Simultaneously, the Armenian Ministry of Defense made a similar statement, asserting that any provocation, supported by the Azerbaijani authorities in 2015, would be punished, thereby attributing the responsibility for the casualties to the Azerbaijani authorities (Mil.am, January 3). The statements, made by the two ministries shortly after the incident, were an attempt to draw international attention to the still unresolved but periodically violent Karabakh conflict.
Nevertheless, new tensions arose during the following days. On the night of January 3–4, alone, the ceasefire regime was violated nearly 300 times; meanwhile on January 4–5, there were about 350 ceasefire violations (Civilnet.am, January 4). Tensions escalated further on January 5–6, resulting in new casualties. According to current data released by the Defense Army of the self-declared NKR, over the course of that night, the ceasefire was violated 320 times (News.am, January 6).

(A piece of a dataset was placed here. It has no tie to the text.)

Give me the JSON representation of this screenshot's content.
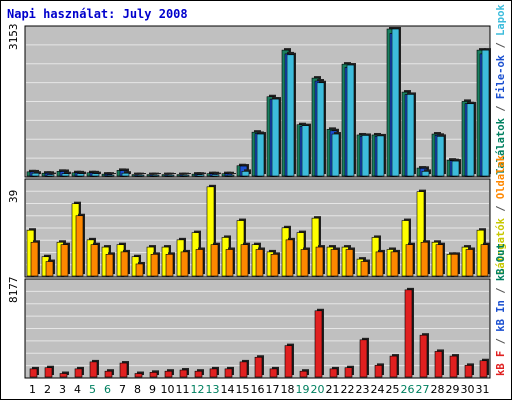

The new developments prompted a string of condemnations from international officials, including Jen Psaki, the Spokesperson for the US Department of State, James Warlick, the United States’ Co-Chair of the OSCE Minsk Group, as well as Luis Almagro, the minister of foreign affairs of Uruguay (Tert.am, Yerkirmedia.am, Armnewstv.am, January 6).

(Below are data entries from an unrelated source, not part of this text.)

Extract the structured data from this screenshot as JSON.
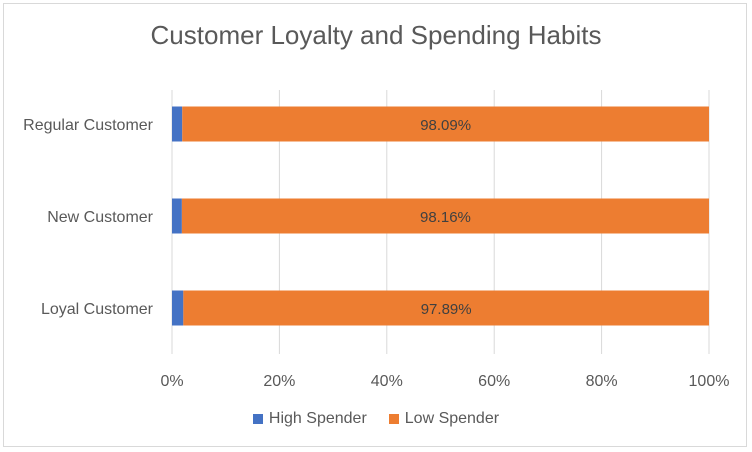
{
  "chart_data": {
    "type": "bar",
    "orientation": "horizontal",
    "stacked": "percent",
    "title": "Customer Loyalty and Spending Habits",
    "categories": [
      "Regular Customer",
      "New Customer",
      "Loyal Customer"
    ],
    "series": [
      {
        "name": "High Spender",
        "color": "#4472c4",
        "values": [
          1.91,
          1.84,
          2.11
        ]
      },
      {
        "name": "Low Spender",
        "color": "#ed7d31",
        "values": [
          98.09,
          98.16,
          97.89
        ],
        "data_labels": [
          "98.09%",
          "98.16%",
          "97.89%"
        ]
      }
    ],
    "xlim": [
      0,
      100
    ],
    "x_ticks": [
      "0%",
      "20%",
      "40%",
      "60%",
      "80%",
      "100%"
    ],
    "grid": "vertical",
    "legend_position": "bottom"
  }
}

Nevertheless, violence along the Line of Contact continued unabated over the following days. The Armenian website Tert.am reported that on January 11, an 80-year-old villager was killed by Azerbaijani military forces near the village of Baghanis, close to the Armenian-Azerbaijani border (Tert.am, January 12). The situation became more critical on January 19–21 when another two Armenian soldiers were killed. Notably, these shootings took place just after Armenia was rocked by the shocking murder of seven Armenians by a Russian soldier from the 102nd military base in Gyumri (see EDM, January 16). Allegedly, following the February 2008 Armenian presidential elections, which provoked strong clashes between the authorities and the opposition, Azerbaijan tried to create a similarly tense border situation in March, thereby sharpening the political situation in Yerevan (Tert.am, January 20, 2015). In other words, every instance of wide-scale domestic turmoil inside Armenia appears to be accompanied by renewed unrest along the Armenian-Azerbaijani border.

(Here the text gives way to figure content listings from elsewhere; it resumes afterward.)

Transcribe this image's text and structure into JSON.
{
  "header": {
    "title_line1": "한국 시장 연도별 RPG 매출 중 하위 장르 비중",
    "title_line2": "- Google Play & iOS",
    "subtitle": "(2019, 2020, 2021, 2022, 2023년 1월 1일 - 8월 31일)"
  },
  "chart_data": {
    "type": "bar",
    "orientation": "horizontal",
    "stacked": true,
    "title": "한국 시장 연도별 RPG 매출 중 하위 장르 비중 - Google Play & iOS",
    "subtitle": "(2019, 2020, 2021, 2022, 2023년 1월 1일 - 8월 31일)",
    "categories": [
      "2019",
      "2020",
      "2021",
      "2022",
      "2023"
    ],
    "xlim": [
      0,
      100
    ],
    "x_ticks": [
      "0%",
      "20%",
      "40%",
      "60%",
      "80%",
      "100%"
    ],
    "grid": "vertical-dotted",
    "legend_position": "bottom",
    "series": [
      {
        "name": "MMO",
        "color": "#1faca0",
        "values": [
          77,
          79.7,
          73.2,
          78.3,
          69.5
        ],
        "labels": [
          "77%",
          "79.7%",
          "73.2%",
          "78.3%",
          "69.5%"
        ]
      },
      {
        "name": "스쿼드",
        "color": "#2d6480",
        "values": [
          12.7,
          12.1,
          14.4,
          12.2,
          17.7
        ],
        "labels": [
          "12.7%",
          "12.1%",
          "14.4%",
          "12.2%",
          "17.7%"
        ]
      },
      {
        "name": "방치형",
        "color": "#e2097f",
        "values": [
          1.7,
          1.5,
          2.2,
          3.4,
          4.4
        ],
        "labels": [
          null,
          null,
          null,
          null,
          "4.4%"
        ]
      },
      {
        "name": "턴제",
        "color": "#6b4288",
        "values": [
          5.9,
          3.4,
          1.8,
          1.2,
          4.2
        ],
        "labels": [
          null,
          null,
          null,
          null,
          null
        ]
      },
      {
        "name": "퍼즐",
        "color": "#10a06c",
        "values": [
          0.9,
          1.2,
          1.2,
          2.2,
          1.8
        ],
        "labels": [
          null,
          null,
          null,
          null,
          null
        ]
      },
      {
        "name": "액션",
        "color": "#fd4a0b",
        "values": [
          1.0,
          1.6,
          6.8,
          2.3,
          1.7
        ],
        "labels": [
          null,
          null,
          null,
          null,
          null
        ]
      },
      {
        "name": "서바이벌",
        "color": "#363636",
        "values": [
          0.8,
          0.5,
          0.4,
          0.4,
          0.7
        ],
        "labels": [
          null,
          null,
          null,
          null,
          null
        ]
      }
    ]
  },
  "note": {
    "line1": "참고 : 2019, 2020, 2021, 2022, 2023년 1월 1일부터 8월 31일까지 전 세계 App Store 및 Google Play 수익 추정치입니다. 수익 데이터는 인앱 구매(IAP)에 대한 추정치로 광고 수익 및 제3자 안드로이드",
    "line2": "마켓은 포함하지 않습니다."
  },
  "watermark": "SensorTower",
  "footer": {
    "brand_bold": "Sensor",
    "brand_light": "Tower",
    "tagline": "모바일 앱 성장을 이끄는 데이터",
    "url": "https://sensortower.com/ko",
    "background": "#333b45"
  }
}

The latest clashes near Karabakh and the Armenian-Azerbaijani border were remarkable from both a military and a political perspective. In terms of the military dimension, Azerbaijan started using grenade launchers and other new weapons, which had not been employed in the border areas since the ceasefire (Azatutyun.am, January 20). Similarly, the downing of an Armenian Mi-24 helicopter in November 2014 was the first case of military activity being carried out in the airspace over Karabakh since 1994 (Apa,az, January 27, 2015; RFE/RL, January 28; CACI Analyst, December 10, 2014). Evidently, Azerbaijan is applying new tactics and weapons to the conflict, which places new challenges on the Armenian defense system and may ultimately have a destabilizing effect on the wider region. And on a strategic level, continued escalatory clashes are forcing both sides in the conflict to repeatedly re-assess the regional military balance and further intensify their 20-year-long arms race.
As for the political implications, the multiple ceasefire violations at the beginning of the new year are undoubtedly a bad signal for the Karabakh peace process in 2015. Naturally, the loss of dozens of soldiers bolsters skepticism over the current OSCE negotiations format, which is, in fact, the only open channel of communication between high-level officials of Armenia and Azerbaijan. Despite the fact that three meetings took place between Armenian and Azerbaijani presidents in the second half of 2014, the current situation undermines the possibility for further OSCE-brokered bilateral talks in the near future. Thereby, Armenian authorities realize that it will be impossible to reach any consensus with their neighboring state in the near term, and Azerbaijani military and foreign policy looks likely to remain unchanged this year.